Obviously I can’t go wrong by going as expensive as possible with the Ryzen 7950X3D. But I don’t feel like spending $800 on 16 cores when I’m only running 4-5 chains, and half as many cores will do fine. Wondering what the best balance is between price and performance.
The high cache thing is particularly interesting. After seeing that cache made no difference at all in the Chromium code compile benchmarks I thought it wouldn’t matter here either .I guess I should go for AMD’s latest round of X3D chips then.
I’d be very interested to see a benchmark comparison between the 7950X and the 7950X3D. The 3D cache feels like it could substantially improve Stan’s sampling speed.
And also one vs the 13900K, since it has the same number of threads but more physical cores.
Same. I’d also like to know how much of a role RAM speed and latency plays; in one Hardware Unboxed video I saw recently, having faster RAM (6000 MHz DDR5) gave between modest and substantial performance uplifts in gaming, depending on the game, for Ryzen 7000 chips.
Shame there’s no real benchmarks I can find anywhere. The suggestion just seems to be “get the fastest, most expensive thing with all the cores, most cache, and highest boost clocks.” Would love to know where the best performance per dollar ends up though…having a hard time justifying $800 for 7950X3D over the cheaper 7900X3D with no data.
This requires enough memory bandwidth, so the bus speed and caching are critical. This is why the ARM chips are so good for this kind of thing—faster and wider memory/CPU connection.
This depends on how the data’s organized. If you have a model that has 500MB of data and you hit it randomly in the model, that’s going to be a lot of memory pressure due to cache misses. On the other hand, if you have 500MB of data and access it strictly sequentially, it won’t induce a lot of cache misses, but might be a problem with too much parallelism just due to data quantity and bus contention.
That’s not a suggestion! On the other hand, cache and CPU tend to grow together on chips and it’s hard to get one without the other. What you’ll find is that if you have 16 CPUs on a traditional front-side bus memory architecture, you’ll be bottlenecked in memory—the 16 CPUs will spend all their time waiting for the memory to take turns merging into the cache, just like a traffic jam merging onto an expressway.

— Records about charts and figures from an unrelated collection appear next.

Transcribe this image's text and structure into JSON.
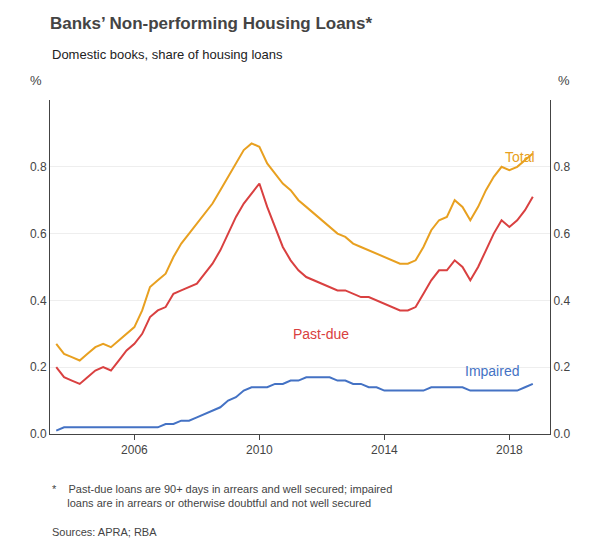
{
  "chart_data": {
    "type": "line",
    "title": "Banks’ Non-performing Housing Loans*",
    "subtitle": "Domestic books, share of housing loans",
    "ylabel": "%",
    "y2label": "%",
    "footnote": "*    Past-due loans are 90+ days in arrears and well secured; impaired\n     loans are in arrears or otherwise doubtful and not well secured",
    "sources": "Sources: APRA; RBA",
    "x": [
      2003.5,
      2003.75,
      2004.0,
      2004.25,
      2004.5,
      2004.75,
      2005.0,
      2005.25,
      2005.5,
      2005.75,
      2006.0,
      2006.25,
      2006.5,
      2006.75,
      2007.0,
      2007.25,
      2007.5,
      2007.75,
      2008.0,
      2008.25,
      2008.5,
      2008.75,
      2009.0,
      2009.25,
      2009.5,
      2009.75,
      2010.0,
      2010.25,
      2010.5,
      2010.75,
      2011.0,
      2011.25,
      2011.5,
      2011.75,
      2012.0,
      2012.25,
      2012.5,
      2012.75,
      2013.0,
      2013.25,
      2013.5,
      2013.75,
      2014.0,
      2014.25,
      2014.5,
      2014.75,
      2015.0,
      2015.25,
      2015.5,
      2015.75,
      2016.0,
      2016.25,
      2016.5,
      2016.75,
      2017.0,
      2017.25,
      2017.5,
      2017.75,
      2018.0,
      2018.25,
      2018.5,
      2018.75
    ],
    "series": [
      {
        "name": "Total",
        "color": "#e8a020",
        "values": [
          0.27,
          0.24,
          0.23,
          0.22,
          0.24,
          0.26,
          0.27,
          0.26,
          0.28,
          0.3,
          0.32,
          0.37,
          0.44,
          0.46,
          0.48,
          0.53,
          0.57,
          0.6,
          0.63,
          0.66,
          0.69,
          0.73,
          0.77,
          0.81,
          0.85,
          0.87,
          0.86,
          0.81,
          0.78,
          0.75,
          0.73,
          0.7,
          0.68,
          0.66,
          0.64,
          0.62,
          0.6,
          0.59,
          0.57,
          0.56,
          0.55,
          0.54,
          0.53,
          0.52,
          0.51,
          0.51,
          0.52,
          0.56,
          0.61,
          0.64,
          0.65,
          0.7,
          0.68,
          0.64,
          0.68,
          0.73,
          0.77,
          0.8,
          0.79,
          0.8,
          0.82,
          0.84
        ]
      },
      {
        "name": "Past-due",
        "color": "#d94040",
        "values": [
          0.2,
          0.17,
          0.16,
          0.15,
          0.17,
          0.19,
          0.2,
          0.19,
          0.22,
          0.25,
          0.27,
          0.3,
          0.35,
          0.37,
          0.38,
          0.42,
          0.43,
          0.44,
          0.45,
          0.48,
          0.51,
          0.55,
          0.6,
          0.65,
          0.69,
          0.72,
          0.75,
          0.68,
          0.62,
          0.56,
          0.52,
          0.49,
          0.47,
          0.46,
          0.45,
          0.44,
          0.43,
          0.43,
          0.42,
          0.41,
          0.41,
          0.4,
          0.39,
          0.38,
          0.37,
          0.37,
          0.38,
          0.42,
          0.46,
          0.49,
          0.49,
          0.52,
          0.5,
          0.46,
          0.5,
          0.55,
          0.6,
          0.64,
          0.62,
          0.64,
          0.67,
          0.71
        ]
      },
      {
        "name": "Impaired",
        "color": "#4472c4",
        "values": [
          0.01,
          0.02,
          0.02,
          0.02,
          0.02,
          0.02,
          0.02,
          0.02,
          0.02,
          0.02,
          0.02,
          0.02,
          0.02,
          0.02,
          0.03,
          0.03,
          0.04,
          0.04,
          0.05,
          0.06,
          0.07,
          0.08,
          0.1,
          0.11,
          0.13,
          0.14,
          0.14,
          0.14,
          0.15,
          0.15,
          0.16,
          0.16,
          0.17,
          0.17,
          0.17,
          0.17,
          0.16,
          0.16,
          0.15,
          0.15,
          0.14,
          0.14,
          0.13,
          0.13,
          0.13,
          0.13,
          0.13,
          0.13,
          0.14,
          0.14,
          0.14,
          0.14,
          0.14,
          0.13,
          0.13,
          0.13,
          0.13,
          0.13,
          0.13,
          0.13,
          0.14,
          0.15
        ]
      }
    ],
    "annotations": [
      {
        "text": "Total",
        "x": 2017.8,
        "y": 0.83,
        "color": "#e8a020"
      },
      {
        "text": "Past-due",
        "x": 2011.0,
        "y": 0.3,
        "color": "#d94040"
      },
      {
        "text": "Impaired",
        "x": 2016.5,
        "y": 0.19,
        "color": "#4472c4"
      }
    ],
    "xlim": [
      2003.3,
      2019.3
    ],
    "xticks": [
      2006,
      2010,
      2014,
      2018
    ],
    "ylim": [
      0.0,
      1.0
    ],
    "yticks": [
      {
        "value": 0.0,
        "label": "0.0"
      },
      {
        "value": 0.2,
        "label": "0.2"
      },
      {
        "value": 0.4,
        "label": "0.4"
      },
      {
        "value": 0.6,
        "label": "0.6"
      },
      {
        "value": 0.8,
        "label": "0.8"
      }
    ],
    "y2lim": [
      0.0,
      1.0
    ],
    "y2ticks": [
      {
        "value": 0.0,
        "label": "0.0"
      },
      {
        "value": 0.2,
        "label": "0.2"
      },
      {
        "value": 0.4,
        "label": "0.4"
      },
      {
        "value": 0.6,
        "label": "0.6"
      },
      {
        "value": 0.8,
        "label": "0.8"
      }
    ],
    "grid": "y"
  }
}
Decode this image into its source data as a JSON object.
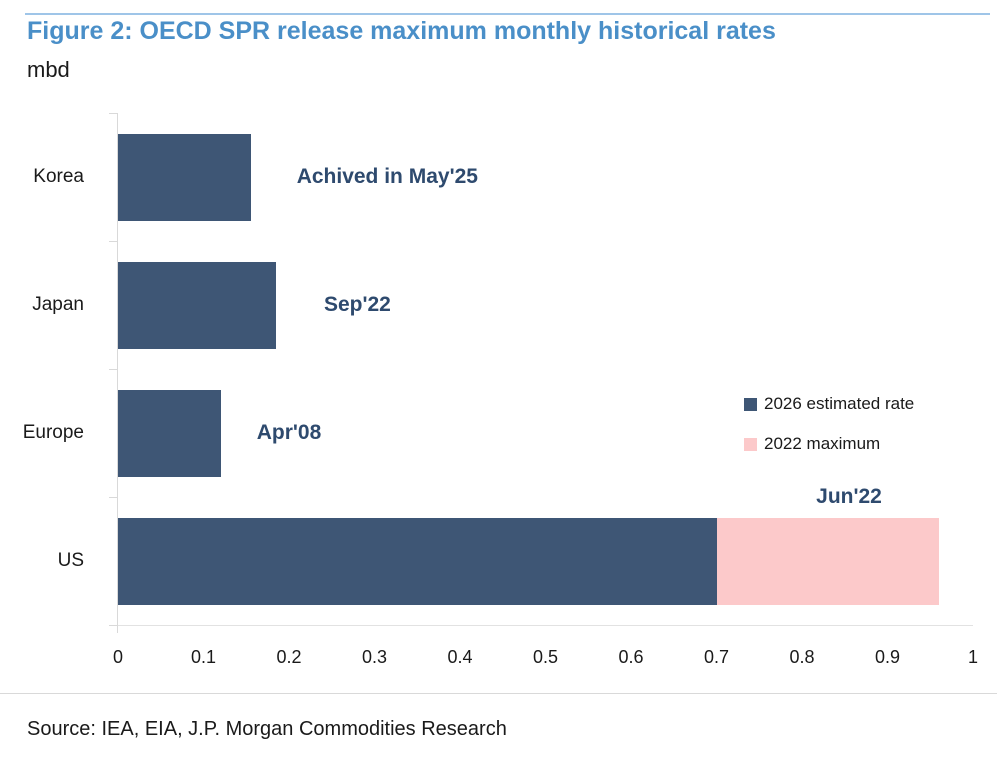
{
  "figure": {
    "title": "Figure 2: OECD SPR release maximum monthly historical rates",
    "unit_label": "mbd",
    "source": "Source: IEA, EIA, J.P. Morgan Commodities Research"
  },
  "colors": {
    "title_blue": "#4A8FC8",
    "top_rule": "#9FC5E8",
    "bar_primary": "#3E5675",
    "bar_secondary": "#FCC9CA",
    "annotation": "#2E4A6E",
    "axis_gray": "#D9D9D9",
    "text": "#1A1A1A"
  },
  "legend": [
    {
      "label": "2026 estimated rate",
      "color": "#3E5675"
    },
    {
      "label": "2022 maximum",
      "color": "#FCC9CA"
    }
  ],
  "chart_data": {
    "type": "bar",
    "orientation": "horizontal",
    "title": "Figure 2: OECD SPR release maximum monthly historical rates",
    "xlabel": "mbd",
    "xlim": [
      0,
      1
    ],
    "grid": false,
    "legend_position": "middle-right",
    "categories": [
      "Korea",
      "Japan",
      "Europe",
      "US"
    ],
    "series": [
      {
        "name": "2026 estimated rate",
        "values": [
          0.155,
          0.185,
          0.12,
          0.7
        ]
      },
      {
        "name": "2022 maximum",
        "values": [
          0,
          0,
          0,
          0.96
        ]
      }
    ],
    "bars": [
      {
        "category": "Korea",
        "segments": [
          {
            "series": "2026 estimated rate",
            "from": 0,
            "to": 0.155
          }
        ]
      },
      {
        "category": "Japan",
        "segments": [
          {
            "series": "2026 estimated rate",
            "from": 0,
            "to": 0.185
          }
        ]
      },
      {
        "category": "Europe",
        "segments": [
          {
            "series": "2026 estimated rate",
            "from": 0,
            "to": 0.12
          }
        ]
      },
      {
        "category": "US",
        "segments": [
          {
            "series": "2026 estimated rate",
            "from": 0,
            "to": 0.7
          },
          {
            "series": "2022 maximum",
            "from": 0.7,
            "to": 0.96
          }
        ]
      }
    ],
    "annotations": [
      {
        "category": "Korea",
        "text": "Achived in May'25",
        "x": 0.315,
        "position": "bar-center"
      },
      {
        "category": "Japan",
        "text": "Sep'22",
        "x": 0.28,
        "position": "bar-center"
      },
      {
        "category": "Europe",
        "text": "Apr'08",
        "x": 0.2,
        "position": "bar-center"
      },
      {
        "category": "US",
        "text": "Jun'22",
        "x": 0.855,
        "position": "above-bar"
      }
    ],
    "xticks": [
      {
        "v": 0,
        "label": "0"
      },
      {
        "v": 0.1,
        "label": "0.1"
      },
      {
        "v": 0.2,
        "label": "0.2"
      },
      {
        "v": 0.3,
        "label": "0.3"
      },
      {
        "v": 0.4,
        "label": "0.4"
      },
      {
        "v": 0.5,
        "label": "0.5"
      },
      {
        "v": 0.6,
        "label": "0.6"
      },
      {
        "v": 0.7,
        "label": "0.7"
      },
      {
        "v": 0.8,
        "label": "0.8"
      },
      {
        "v": 0.9,
        "label": "0.9"
      },
      {
        "v": 1,
        "label": "1"
      }
    ]
  }
}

I have a a 4-year old iMac with 8 physical 3.2 GHz Xeon X cores and 64 GB of 2666 MHz DDR4. This is still relatively fast memory, but it bottlenecks at about 4 chains of Stan. That is, running 8 chains in parallel takes almost as long as running 4 chains until they stop then running 4 more. This is all because of memory contention.
I think the “suggestion” is also assuming that because someone asked the question they are not satisfied with wall time in fitting their models. On the other hand, many models can fit fast and fine with older compute. So I’d buy based on actual need. If you’re just learning and exploring this can be great. It’s more about once you aren’t satisfied with wall time, understanding the hardware aspects that Bob summarised well.